В качестве агента удвоения-как-искажения зеркало задает другой парадигматический ряд, в котором естественные индексальные знаки обнаруживают соответствие в среде культуры и искусства: в звуковом коде – эхо и вариативность музыкальной фразы, в визуальном коде – тень и орнамент (равно как и всякая регулярная, основанная на тиражированном элементе и зеркальной симметрии изобразительная композиция), в вербально-поэтическом коде – рифма. Этот ряд можно было бы продолжить. Т. е. осуществляется трансляция информации. В таком случае в эту же парадигму попадают и слухи как механизм речевой коммуникации. Таким образом, базовым тезисом исследований мотива зеркала является его бинарность.

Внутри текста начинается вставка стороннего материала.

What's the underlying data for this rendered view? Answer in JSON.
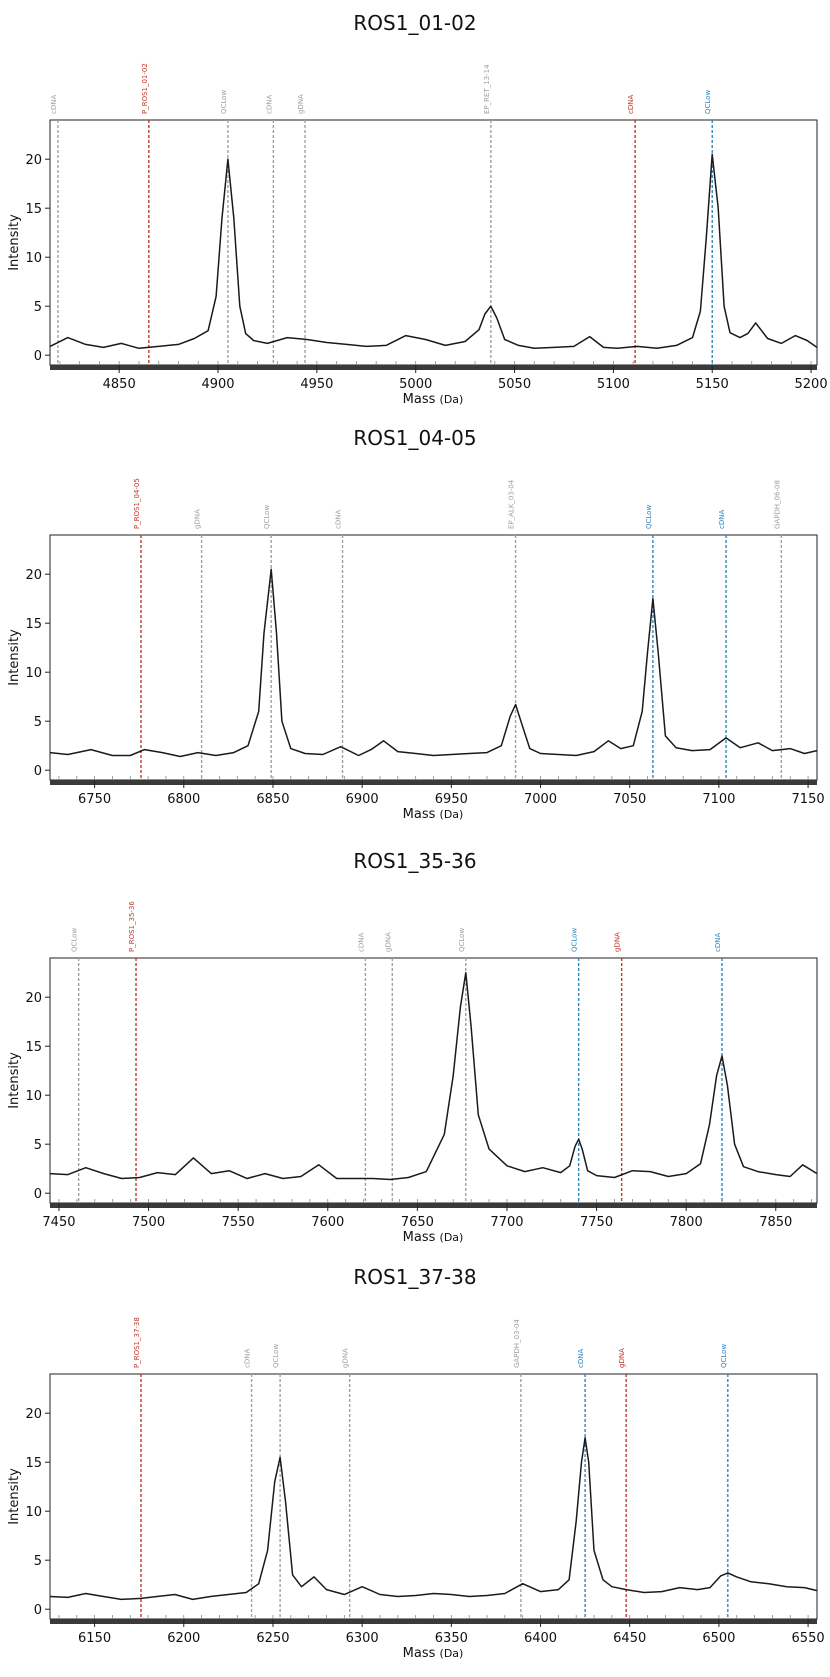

Между тем, анализ изобразительного материала дает другой результат: в фигуративных изображениях с участием зеркала всегда есть третий, зримо присутствующий, или косвенно, т. е. как незримо обозначенный персонаж. Впрочем, и в других видах искусства две способности зеркала (повторюсь, одновременно удваивать и искажать объект или, по крайней мере, ставить под вопрос идентичность удвоенного), традиционно служащие для различения двух субъектов («Я» и «Ты», «Я» и «Другой»), на самом деле скрывают в себе третьего. Не этого ли «третьего» имел в виду Владислав Ходасевич в своем стихотворении «Перед зеркалом» (1924):

Я, я, я! Что за дикое слово!Неужели вон тот – это я?Разве мама любила такого,Желто-серого, полуседогоИ всезнающего, как змея?

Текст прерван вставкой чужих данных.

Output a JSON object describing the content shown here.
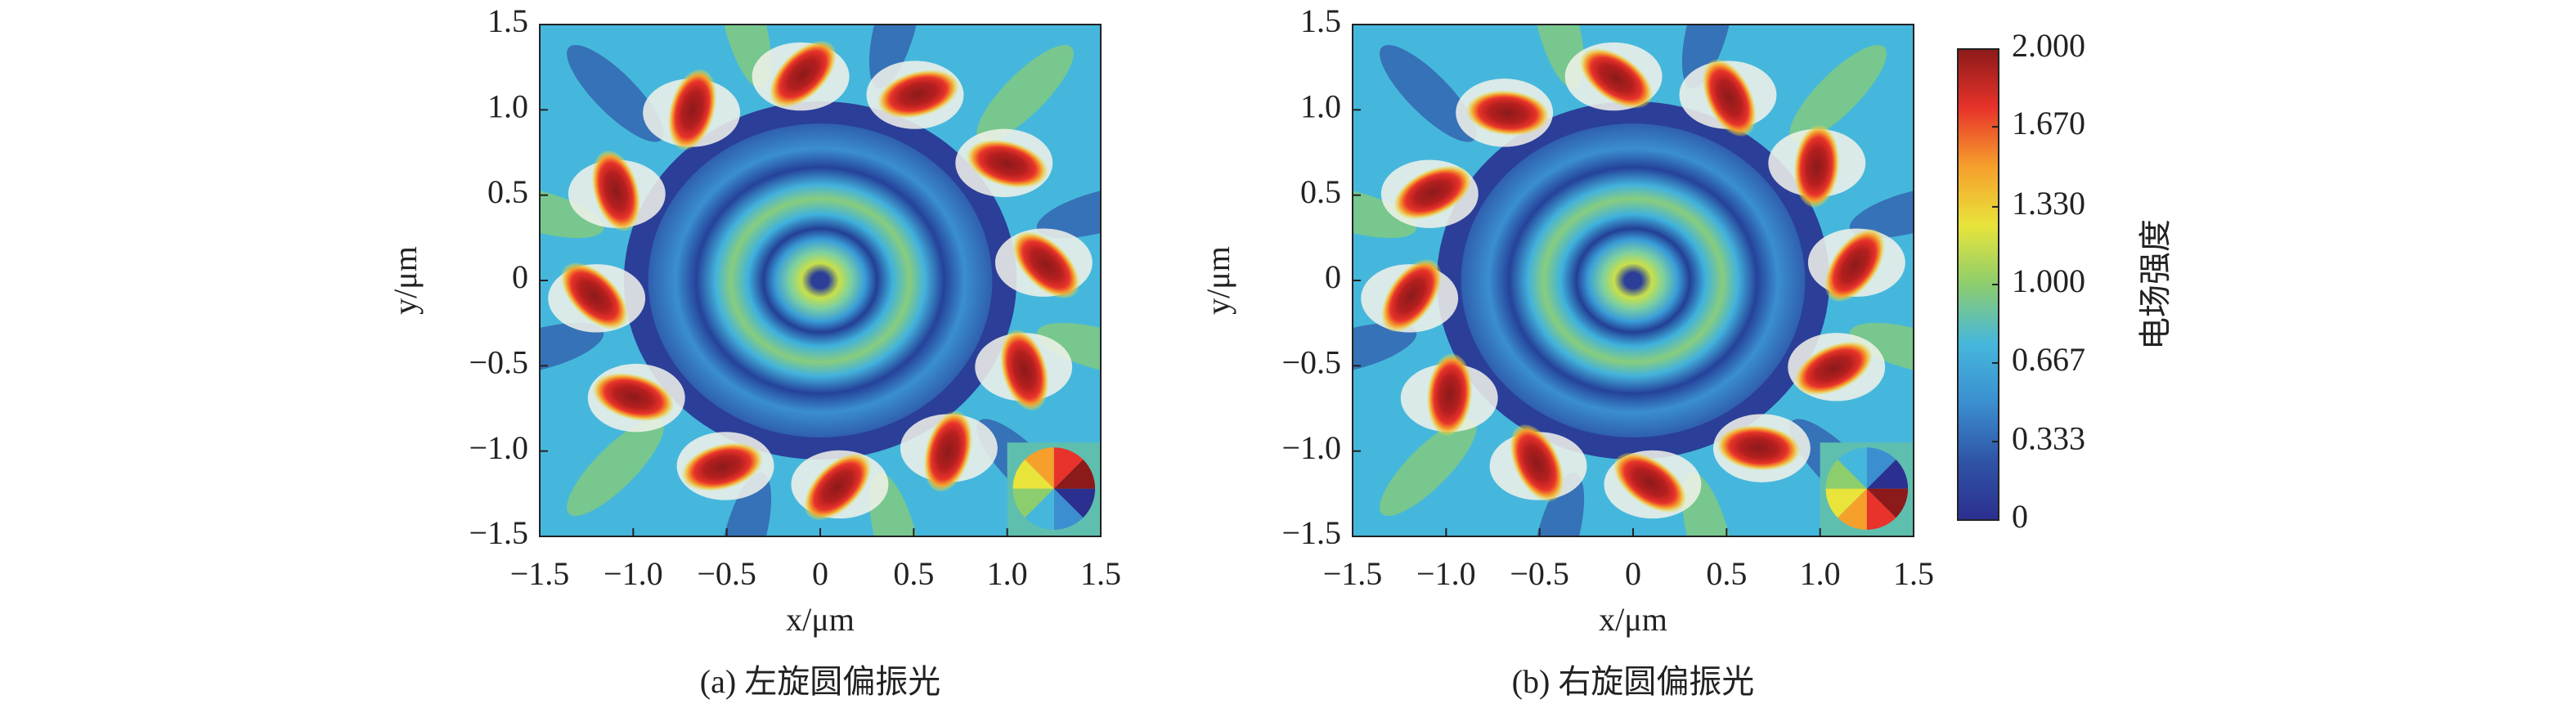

Учет незримого третьего приводит не только к дезавтоматизации кода, но на основе этой дезавтоматизации – к прирастанию нарратива, дроблению его больше чем на две субъектности. При этом возникает и двоение денотата-референта, отсылающего как к предмету, так и к его отражению как представлению о предмете. Информационная троичность зеркального отражения выражена М. Бахтиным: «В зеркале Я намерен показать 1) не себя, а лицо, которое Я намерен показать Другому; 2) реакцию на него Другого; 3) реакцию на реакцию Другого» [Бахтин 1979]. Добавим, что реакция на реакцию не только выявляет механизм отражения = кода, но и собственно порождает этого дополнительного участника коммуникационного процесса как посредника. Троичность зеркала обусловила и его роль в традиционной картине мира, народную магию и «неявно намекает на старинную репутацию зеркала как дьявольского стекла» [Исупов интернет-ресурс].

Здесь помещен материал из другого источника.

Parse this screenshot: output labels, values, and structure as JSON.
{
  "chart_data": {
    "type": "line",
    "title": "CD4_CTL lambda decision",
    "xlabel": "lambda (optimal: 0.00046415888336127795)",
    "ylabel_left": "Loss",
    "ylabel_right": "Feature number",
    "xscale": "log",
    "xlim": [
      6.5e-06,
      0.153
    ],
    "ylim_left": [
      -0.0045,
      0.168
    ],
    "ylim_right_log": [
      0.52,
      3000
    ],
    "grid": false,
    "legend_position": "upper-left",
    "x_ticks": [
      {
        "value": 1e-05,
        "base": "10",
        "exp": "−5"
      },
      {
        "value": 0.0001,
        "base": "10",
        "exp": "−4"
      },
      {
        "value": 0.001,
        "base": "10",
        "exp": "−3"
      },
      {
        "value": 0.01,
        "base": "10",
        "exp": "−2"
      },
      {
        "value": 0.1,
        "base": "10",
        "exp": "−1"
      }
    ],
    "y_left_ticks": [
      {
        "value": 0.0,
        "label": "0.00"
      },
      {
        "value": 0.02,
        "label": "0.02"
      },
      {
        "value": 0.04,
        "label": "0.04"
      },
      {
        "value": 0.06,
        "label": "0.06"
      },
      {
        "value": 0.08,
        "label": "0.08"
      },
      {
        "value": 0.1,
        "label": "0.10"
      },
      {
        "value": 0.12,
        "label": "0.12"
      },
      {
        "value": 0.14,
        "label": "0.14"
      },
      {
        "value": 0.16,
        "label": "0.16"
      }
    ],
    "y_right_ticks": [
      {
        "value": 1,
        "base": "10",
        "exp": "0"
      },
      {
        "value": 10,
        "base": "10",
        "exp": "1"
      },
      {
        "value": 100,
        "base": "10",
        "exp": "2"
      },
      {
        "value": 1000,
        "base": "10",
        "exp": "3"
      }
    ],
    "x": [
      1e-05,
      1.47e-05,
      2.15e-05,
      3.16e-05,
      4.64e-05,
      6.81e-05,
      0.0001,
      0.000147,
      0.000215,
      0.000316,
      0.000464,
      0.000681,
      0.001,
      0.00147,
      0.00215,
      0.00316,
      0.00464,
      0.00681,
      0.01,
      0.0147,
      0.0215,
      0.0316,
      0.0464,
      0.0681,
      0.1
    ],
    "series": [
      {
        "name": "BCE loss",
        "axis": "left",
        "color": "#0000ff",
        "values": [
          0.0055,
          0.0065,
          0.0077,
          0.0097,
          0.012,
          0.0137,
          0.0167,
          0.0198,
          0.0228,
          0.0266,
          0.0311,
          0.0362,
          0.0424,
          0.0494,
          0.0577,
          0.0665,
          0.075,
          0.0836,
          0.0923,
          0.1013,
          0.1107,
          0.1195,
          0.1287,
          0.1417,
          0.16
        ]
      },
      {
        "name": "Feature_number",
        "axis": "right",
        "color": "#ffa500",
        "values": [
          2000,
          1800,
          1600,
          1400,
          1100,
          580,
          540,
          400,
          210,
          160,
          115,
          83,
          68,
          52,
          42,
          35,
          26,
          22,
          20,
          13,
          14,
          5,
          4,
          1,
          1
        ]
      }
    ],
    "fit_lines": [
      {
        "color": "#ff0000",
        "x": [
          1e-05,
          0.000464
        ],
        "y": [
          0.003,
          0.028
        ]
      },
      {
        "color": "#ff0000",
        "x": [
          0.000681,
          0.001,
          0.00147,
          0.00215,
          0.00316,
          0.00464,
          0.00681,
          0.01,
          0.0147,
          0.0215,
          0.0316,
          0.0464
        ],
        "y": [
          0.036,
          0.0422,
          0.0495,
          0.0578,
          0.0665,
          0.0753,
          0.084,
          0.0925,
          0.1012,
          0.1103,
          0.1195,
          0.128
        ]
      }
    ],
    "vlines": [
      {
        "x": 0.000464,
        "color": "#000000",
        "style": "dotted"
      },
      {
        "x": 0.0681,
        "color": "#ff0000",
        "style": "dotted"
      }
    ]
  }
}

Косвенное повествование и коммуникативная, а стало быть, речевая природа зеркального отображения в повествовании отражены в литературе: достаточно вспомнить пушкинские строки «Свет мой зеркальце, скажи…». Золян в одноименной статье рассматривает волшебное зеркало как модальный оператор, преобразующий одну функцию в другую и как овеществленное описание семантики высказывания [Золян 1988]. В контексте культурных механизмов в целом Т. В. Цивьян закрепляет за зеркалом значение «чужой речи» как посредника, устанавливая соответствие между феноменом отражения в культуре и механизмом самоидентификации национальной культуры, в связи с которой возникает введение пересказа от лица анонимного третьего: «правильно про нас говорят…» [Цивьян 2001][6]. Мотив третьего в связи с зеркальным отражением в литературе отмечается и Й. Ужаревичем. По поводу стихотворения Ахматовой «Проводила друга до передней» (1913) и строк «А глаза глядят уже сурово / в потемневшее трюмо» он пишет: «opozicija… pretpostavlja postojanje nekih “trećih očuju”, koji istodobno vide i ogledalo… i oči koje gledaju u ogledalo, i oči odzrcaljene u ogledalu. …Te treče, istinske videce oči nije moguće otkriti na strukturno-pojavnom planu… te treće oči krajnja su instancija cijeloga vizualnog komleksa, i kao takve one su načelno nevidljive… riječ je o onoj transf zioloskoj, a možda i transf zičkoj sferi koja se obično naziva sviješću, duhom»[7] [Užarević 1995: 82, 84].